Businesses would obviously prefer external data to be published under a genuinely open licence, such as the OGL.  The data is free for commercial use with no restrictions other than the requirement to share alike or to attribute the data to the publisher. However, if businesses are building new products or services, or relying on the data to inform their strategy, a number of characteristics other than just openness become critical in determining success:

·         Provenance – what is the source of the data and how it was collected? Is it authoritative?

·         Completeness and accuracy – are the examples and features of the data present and correct, and, if not, is the quality understood and documented?

·         Consistency – is the data published in a consistent, easy-to-access format and are any changes documented?

·         Timeliness – is the data available when it is needed for the time periods needed?

·         Richness – does the data contain a level of detail sufficient to answer our questions?

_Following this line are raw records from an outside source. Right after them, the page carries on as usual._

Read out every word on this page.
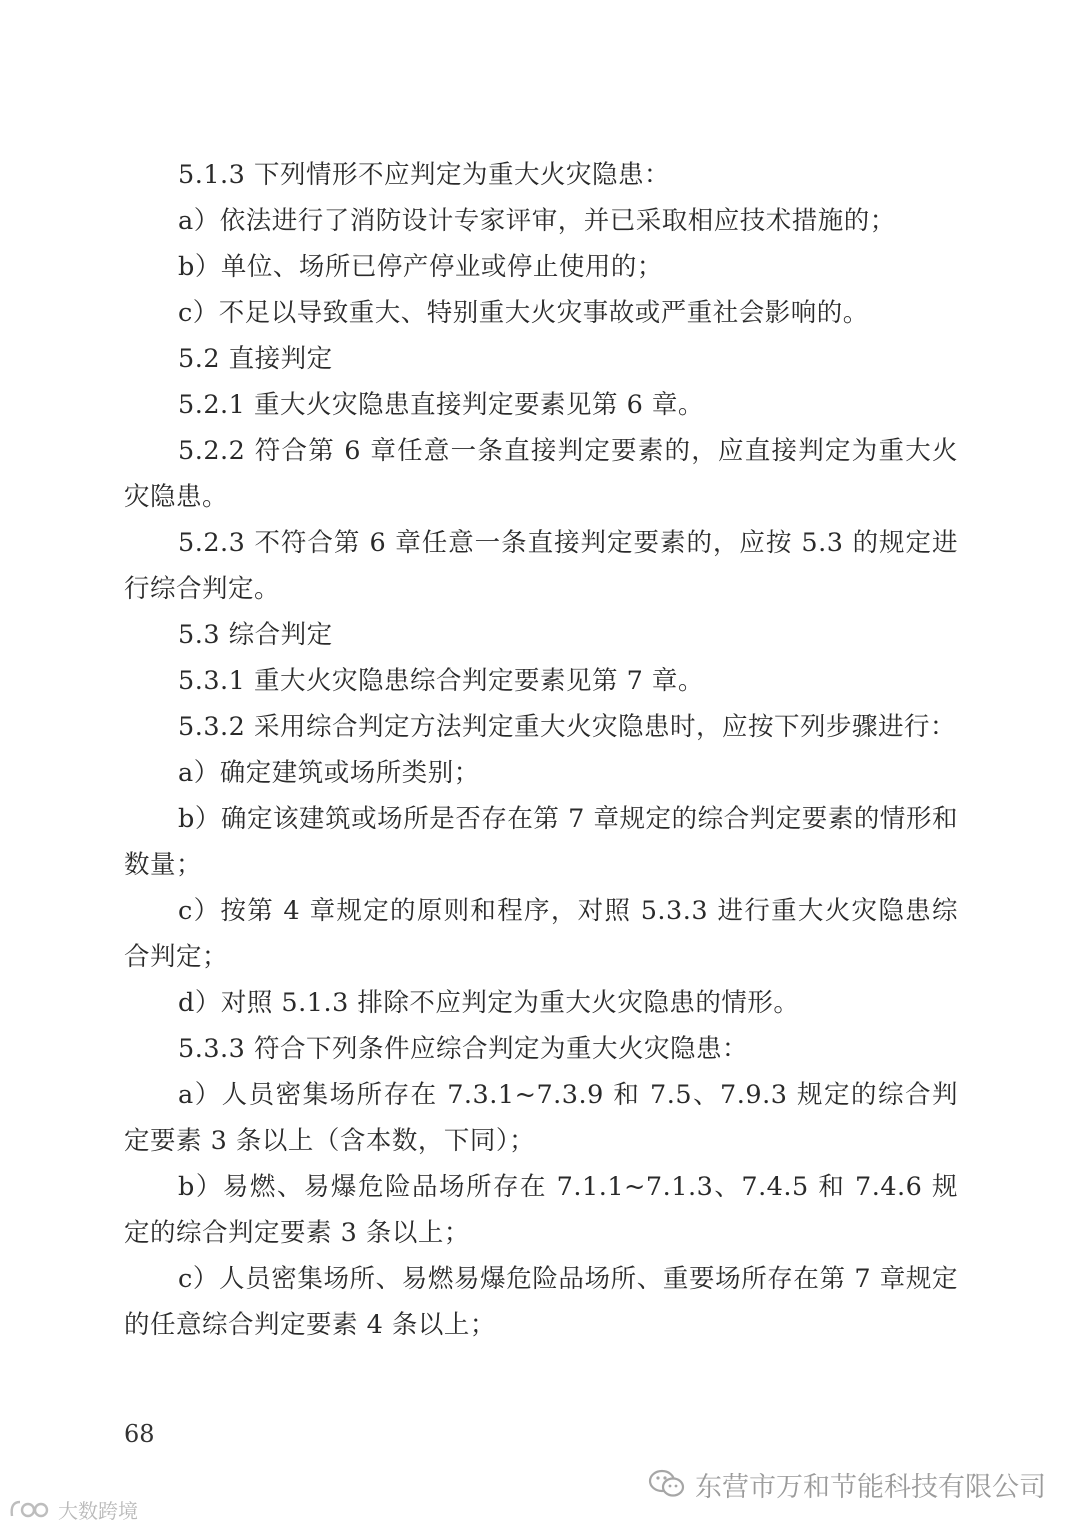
5.1.3 下列情形不应判定为重大火灾隐患：

a）依法进行了消防设计专家评审，并已采取相应技术措施的；

b）单位、场所已停产停业或停止使用的；

c）不足以导致重大、特别重大火灾事故或严重社会影响的。

5.2 直接判定

5.2.1 重大火灾隐患直接判定要素见第 6 章。

5.2.2 符合第 6 章任意一条直接判定要素的，应直接判定为重大火灾隐患。

5.2.3 不符合第 6 章任意一条直接判定要素的，应按 5.3 的规定进行综合判定。

5.3 综合判定

5.3.1 重大火灾隐患综合判定要素见第 7 章。

5.3.2 采用综合判定方法判定重大火灾隐患时，应按下列步骤进行：

a）确定建筑或场所类别；

b）确定该建筑或场所是否存在第 7 章规定的综合判定要素的情形和数量；

c）按第 4 章规定的原则和程序，对照 5.3.3 进行重大火灾隐患综合判定；

d）对照 5.1.3 排除不应判定为重大火灾隐患的情形。

5.3.3 符合下列条件应综合判定为重大火灾隐患：

a）人员密集场所存在 7.3.1~7.3.9 和 7.5、7.9.3 规定的综合判定要素 3 条以上（含本数，下同）；

b）易燃、易爆危险品场所存在 7.1.1~7.1.3、7.4.5 和 7.4.6 规定的综合判定要素 3 条以上；

c）人员密集场所、易燃易爆危险品场所、重要场所存在第 7 章规定的任意综合判定要素 4 条以上；

68
东营市万和节能科技有限公司
大数跨境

·         Guarantees of availability – will the data continue to be made available in the future?

If these characteristics cannot be guaranteed in open data or are unavailable except under a commercial licence then many businesses would prefer to pay to get them. While some public sector bodies – particularly the Trading Funds – have, over the years, established strong connections with business users of their data and understand their needs implicitly, the Open Data Institute is the first to cement these characteristics into a formal certification scheme for publishers of open data.

A campaign is needed to get publishers to adopt these certificates and to recognise that, economically at least, they are as important as Sir Tim Berners-Lee’s five-star scale for linked open data.  For example, although spending data may achieve a three- or even a four-star rating in the UK, not all central government departments publish in a timely manner, in a consistent format or at the same level of richness, and some local authority spending data is missing completely. These kinds of deficiencies, which are shared by many other open data sets, are inhibiting innovation and business take-up, yet are not necessarily penalised by the current set of performance indicators used to measure success.  

It’s time for open data to step up. If it is to be taken seriously by businesses then the same standards they expect to see in commercially licensed data need to be exhibited in open data – and especially in the data sets that form part of the ‘core reference layer’ used to connect different data sets together.

Publishing is just the first and, arguably, the easiest step in the process. The public sector’s challenge is to engage with businesses to improve awareness of open data, to understand business needs and harness every company’s constructive comments to improve the data iteratively. We may have proven that sunlight is the best disinfectant for public sector information, but understanding and working with business users of open data is the best way of producing a pure and usable source in the first place. 


Harvey Lewis is the research director for Deloitte Analytics and a member of the Public Sector Transparency Board.